In 1873 the city of Budapest was formally created. It is often assumed that the city was formed by combining Buda and Pest. That assumption is only two-thirds correct because there was also a third city added, Obuda. The name basically means Old Buda and consisted of the area north of Buda along the Danube’s western riverbank. Obuda as an independent city may now be all but forgotten, but it has a much longer history than either Buda or Pest. It was the site of the first urban development of an area that would eventually make up a part of Budapest. Known as Aquincum, this Roman city had a population of 40,000 people at its height between the 2nd and 4th century AD. To put that figure into perspective consider that Budapest did not attain that number of inhabitants until the 19th century. In other words it took over 1,500 years for another city in the exact same area to grow as large as its ancient predecessor. The urban recovery can be measure by millennia rather than centuries. This fact illustrates how long it took East-Central Europe to recover from the fall of the Roman Empire.
At the “Limes” – Roman Pannonia
In the first century AD the Romans conquered the Celtic tribes living throughout what is today western Hungary. They followed this conquest by erecting a major military post along the Danube at what was the northeastern boundary of the province of Pannonia (it would later be split into the administrative units of Pannonia Superior and Inferior). Aquincum developed as a major city on the empire’s fringes. It was a place of great strategic importance, acting as a stronghold and marshalling ground for imperial forces preparing to strike the Barbarian tribes located just to the north. This made it a quintessential frontier outpost, but not by any means was it a backwater. Because of its strategic location Aquincum demanded the attention of the Roman political and military elites. This can be seen by the fact that numerous emperors starting with Domitian in 86 AD up through Valentinian I in 374 AD visited the city.

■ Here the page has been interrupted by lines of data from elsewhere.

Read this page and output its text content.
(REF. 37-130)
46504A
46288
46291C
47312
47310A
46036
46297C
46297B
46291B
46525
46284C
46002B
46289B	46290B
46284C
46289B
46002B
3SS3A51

Numerous military campaigns were prosecuted out of Aquincum. The city played host to multiple Roman legions because it was always close to the “limes” or limit of the empire. The Danube was also a formidable obstacle that helped protect the Roman frontier, but the legions were just as vital in maintaining peace. These natural and human barriers helped keep the Germanic tribes to the north and east at a safe distance for several centuries. The legions stationed at Aquincum also led to economic benefits for the area. Their presence spurred commerce. Outside the military quarters, Aquincum expanded as a large civilian population settled nearby to take care of supplies, food and other necessities for the soldiers. The relationship was mutually beneficial for both sides and led to a thriving trade in the imperial hinterland. The military gave a huge boost to the local economy. The numerous ruins of Aquincum which can still be seen today bear testament to the level of development the city attained.
The Importance of a Frontier In Roman History
It is a shame that most visitors to Budapest are unaware of the city’s Roman legacy and thus do not make the short trip north of Buda to see what is left of Aquincum. The remnants of the ancient city can be scattered throughout the 3rd district which constitutes much of what was once Obuda. The ruins are not on the main tourist trail. Truth be told, visitors do not come to Budapest seeking its Roman history. Most westerners generally equate the Ancient Roman legacy in Europe with one of the following: Italy, Gaul (modern France) or Hadrian’s Wall in northern England (much further on the frontier than Pannonia). The Roman Empire’s presence in Pannonia was just as important. Like so many of the Empire’s frontier areas this was where it expanded to its furthest extent, fell into chaos and then collapsed, eventually bringing the rest of the Empire down with it. The Empire that existed in what is today Italy, France and Britain would not have lasted nearly so long if not for places such as Aquincum where the barbarian tribes were held back hundreds of kilometers from the empire’s core areas. That is why at one point the Romans saw fit to station four of their twenty-five legions in Aquincum. When the barbarians finally did break through in the late 4th and early 5th centuries it was just a matter of time until Rome fell.
Discerning Patterns: Ruins & Empires
The ruins at Aquincum do not elicit jaw dropping impressions. There are lots of broken pillars and random, yet sizable pieces of concrete. It takes a healthy imagination to envision what the city must have really looked like. Fortunately Aquincum has a very well done museum with new exhibits. There is also a viewing scope that overlooks the ruins. A look into the apparatus is not at the actual ruins. Instead, the scope shows a fascinating depiction of how the city might have looked 1,800 years ago. Here is a window into the deep past, a fleeting glimpse.
Without the aid of that scope, the most striking aspect is how far removed the ruins look from what we now call civilization. This is the past only partially recovered, a vague, historic netherworld. The maze of foundations, an odd, cracked column standing among them brings to mind an inescapable question: Is this where the path of empire leads, to this mosaic of ruin? Aquincum offers an opportunity to ponder the prosperity, wealth and power of Rome. It also serves as reminder of the path all empires eventually take, decline, dissolution and ruin.